Consider two processes calling the put function at the same time. If one does put("key", 1) and other does put("key", 2), it is possible that the order of operations would be

Repo.insert! %Row{key: "key", value: 1}
Repo.insert! %Row{key: "key", value: 2}
:ets.insert(@table, {"key", 2})
:ets.insert(@table, {"key", 1}

And postgres database would have 2 written while ets would have 1. Wrapping it into GenServer (or any other locking mechanism) is a must

1 Like

You are 100% correct, the OP mentioned settings so I assumed a single writer without even thinking about it.

2 Likes

Yeah, you’re right, if its a single writer, then your code is correct.

Why is it always the same people in KV DB topics :smile: . Happy new year btw!

4 Likes

There are dozens of us!
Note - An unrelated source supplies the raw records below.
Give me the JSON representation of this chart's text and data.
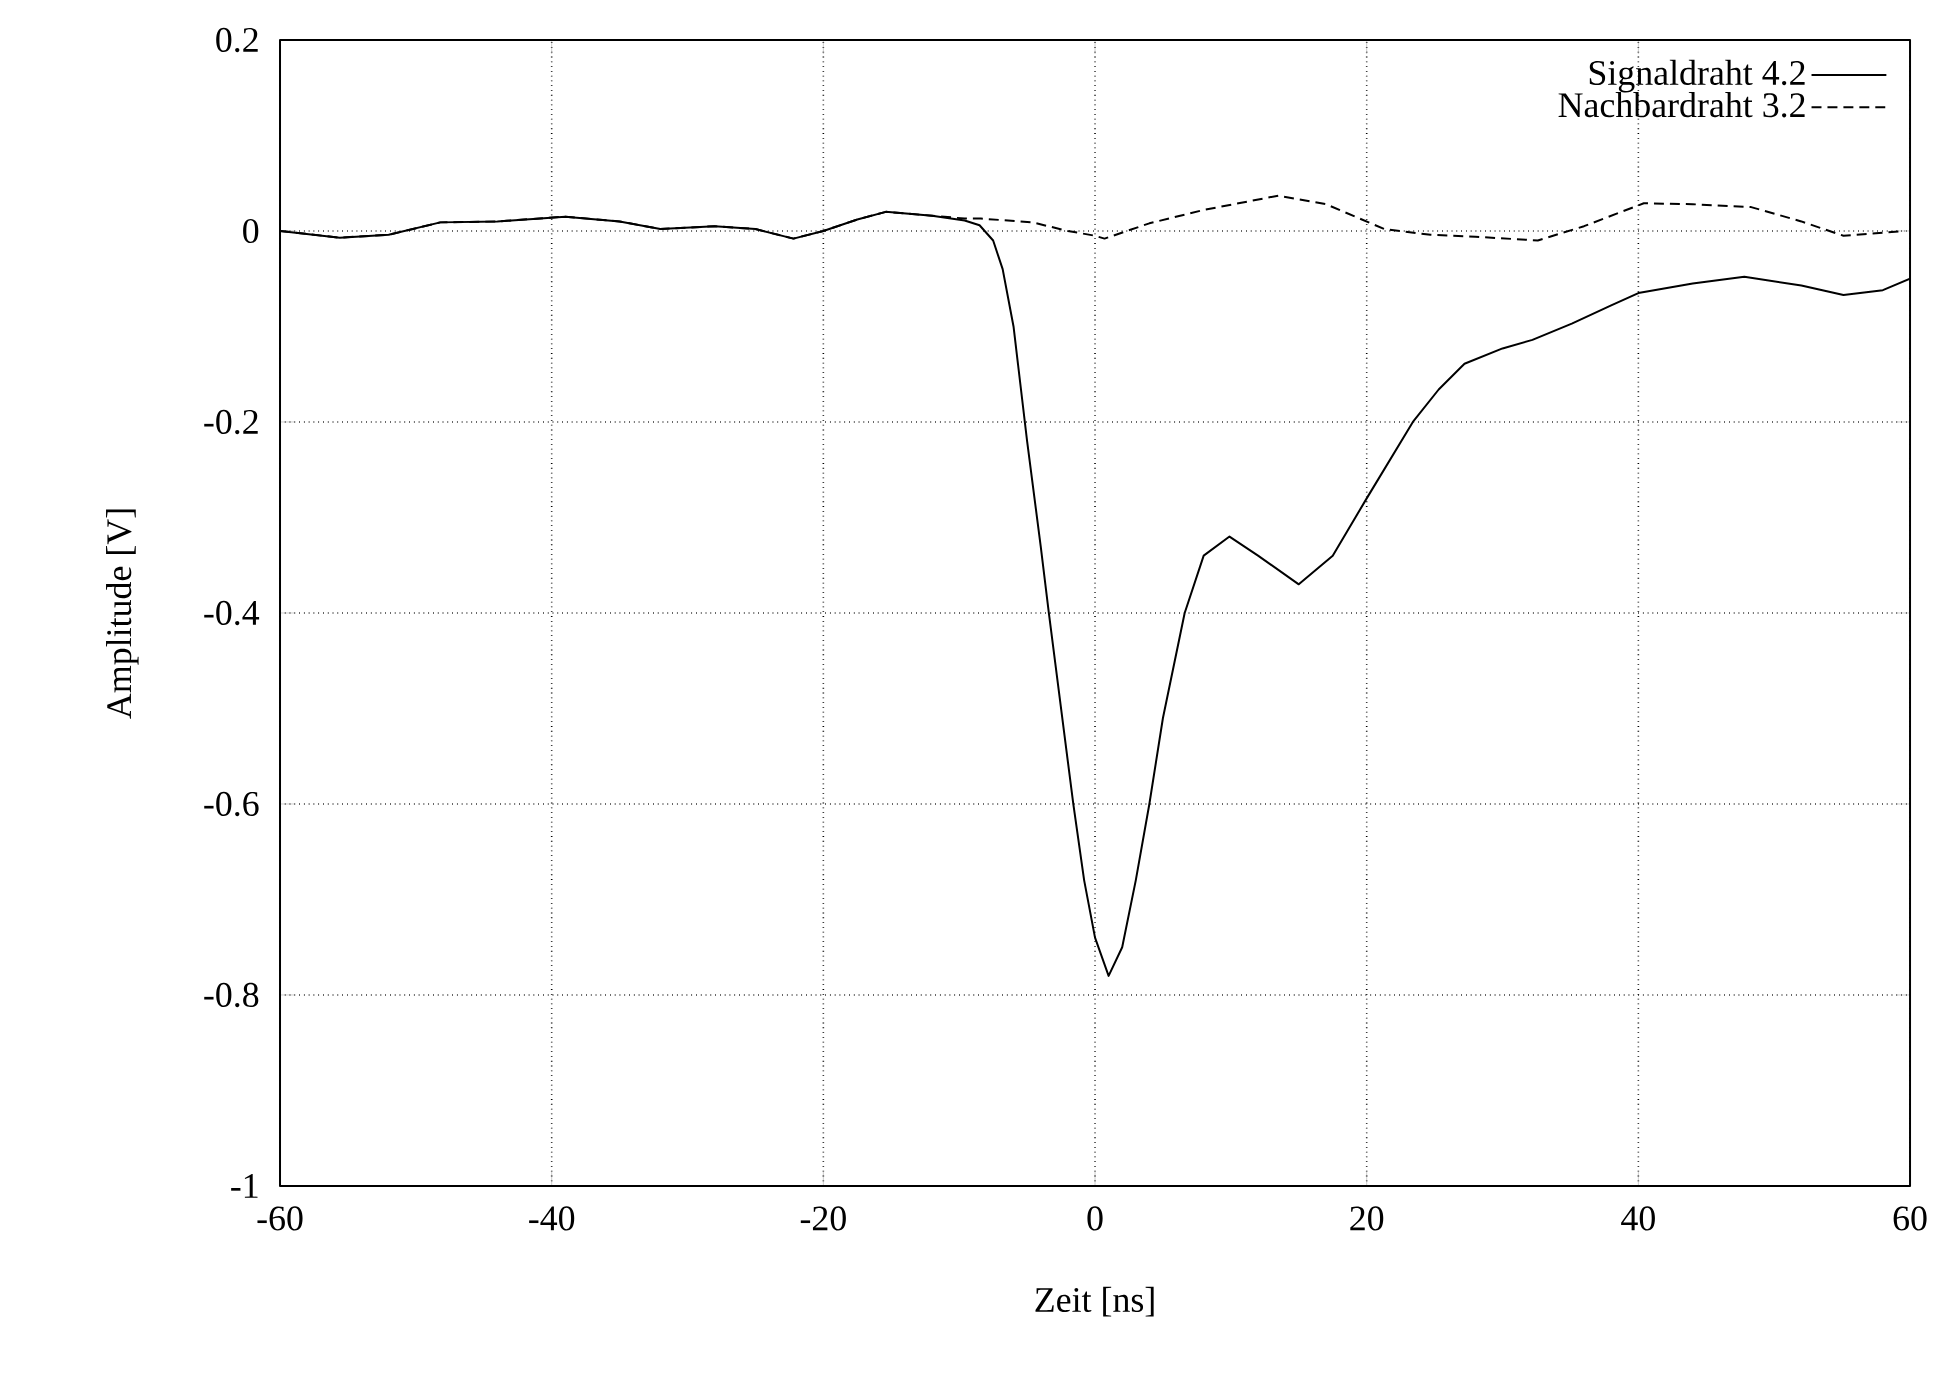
{
  "chart_data": {
    "type": "line",
    "xlabel": "Zeit [ns]",
    "ylabel": "Amplitude [V]",
    "xlim": [
      -60,
      60
    ],
    "ylim": [
      -1,
      0.2
    ],
    "xticks": [
      -60,
      -40,
      -20,
      0,
      20,
      40,
      60
    ],
    "yticks": [
      -1,
      -0.8,
      -0.6,
      -0.4,
      -0.2,
      0,
      0.2
    ],
    "grid": true,
    "legend": "top right",
    "marker": "none",
    "series": [
      {
        "name": "Signaldraht 4.2",
        "color": "#000000",
        "line_style": "solid",
        "x": [
          -60,
          -55.6,
          -52,
          -48.2,
          -44,
          -39,
          -35,
          -32,
          -28,
          -25,
          -22.2,
          -20,
          -17.5,
          -15.4,
          -12,
          -9.6,
          -8.5,
          -7.5,
          -6.8,
          -6,
          -5,
          -4,
          -3.4,
          -2.5,
          -1.6,
          -0.8,
          0,
          1,
          2,
          3,
          4,
          5,
          6.6,
          8,
          9.9,
          12,
          15,
          17.5,
          20,
          23.4,
          25.3,
          27.2,
          30,
          32.2,
          35.1,
          38,
          40,
          44,
          47.8,
          52,
          55.1,
          58,
          60
        ],
        "values": [
          0,
          -0.007,
          -0.004,
          0.009,
          0.01,
          0.015,
          0.01,
          0.002,
          0.005,
          0.002,
          -0.008,
          0,
          0.012,
          0.02,
          0.016,
          0.011,
          0.006,
          -0.01,
          -0.04,
          -0.1,
          -0.22,
          -0.33,
          -0.4,
          -0.5,
          -0.6,
          -0.68,
          -0.74,
          -0.78,
          -0.75,
          -0.68,
          -0.6,
          -0.51,
          -0.4,
          -0.34,
          -0.32,
          -0.34,
          -0.37,
          -0.34,
          -0.28,
          -0.2,
          -0.166,
          -0.139,
          -0.123,
          -0.114,
          -0.097,
          -0.078,
          -0.065,
          -0.055,
          -0.048,
          -0.057,
          -0.067,
          -0.062,
          -0.05
        ]
      },
      {
        "name": "Nachbardraht 3.2",
        "color": "#000000",
        "line_style": "dashed",
        "x": [
          -60,
          -55.6,
          -52,
          -48.2,
          -44,
          -39,
          -35,
          -32,
          -28,
          -25,
          -22.2,
          -20,
          -17.5,
          -15.4,
          -12,
          -9.6,
          -8.4,
          -4.6,
          -2,
          0,
          0.7,
          4,
          8,
          13.5,
          17,
          21.3,
          24.7,
          28,
          32.6,
          36,
          40.4,
          44,
          48.3,
          52,
          55.1,
          59.6
        ],
        "values": [
          0,
          -0.007,
          -0.004,
          0.009,
          0.01,
          0.015,
          0.01,
          0.002,
          0.005,
          0.002,
          -0.008,
          0,
          0.012,
          0.02,
          0.016,
          0.013,
          0.013,
          0.009,
          0.0,
          -0.005,
          -0.008,
          0.008,
          0.022,
          0.037,
          0.028,
          0.002,
          -0.004,
          -0.006,
          -0.01,
          0.005,
          0.029,
          0.028,
          0.025,
          0.01,
          -0.005,
          0
        ]
      }
    ]
  }
}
I’m really a relational model enjoyer though, KV is just a means to an end :slight_smile:

I’ll edit my post. Happy new year!

3 Likes

Ah yes, of course! I don’t know why my brain maps the letter d to distributed

1 Like

Aha! Yes, a locking mechanism is a must. In Go I used a mutex to lock during a write. That is what I wanted to be able to achieve in Elixir, but I’m not quite there yet. So GenServer is the best path then?

I’m not against using a file, but I’m quite biased towards using a db table. Not for any deep philosophical reason, just power of habit, I guess.In the root post, I did mention that the settings are backed up together with a database backup. That may be a form of justification.

It should be the case that there is only one writer, but I always prefer to play it safe just in case.

Of course you must trust your own application code, so if you legitimately know that there is only ever going to be a single process that changes settings then you don’t need to worry about it. The purpose of the GenServer is to ensure that there is only going to be a single process that changes settings, i.e. the correctness is tautological.

There are other techniques that could improve concurrency, like per-row locks, but I doubt that would be necessary in your case. Better to keep it simple.

To be honest, it all sounds like XY problem. Changing configuration and settings in runtime is a strange approach. And making these changes persistent is even more strange. Other thing is that such configuration changes may be just read once, then cached or stored in process state, making any change to settings partial and inconsistent

So, what are these settings exactly? How do you use them?

2 Likes

Yeah, you beat me to it. We never got told the concrete problem that made OP think they need a simple persistent key/value store for runtime-changeable configuration.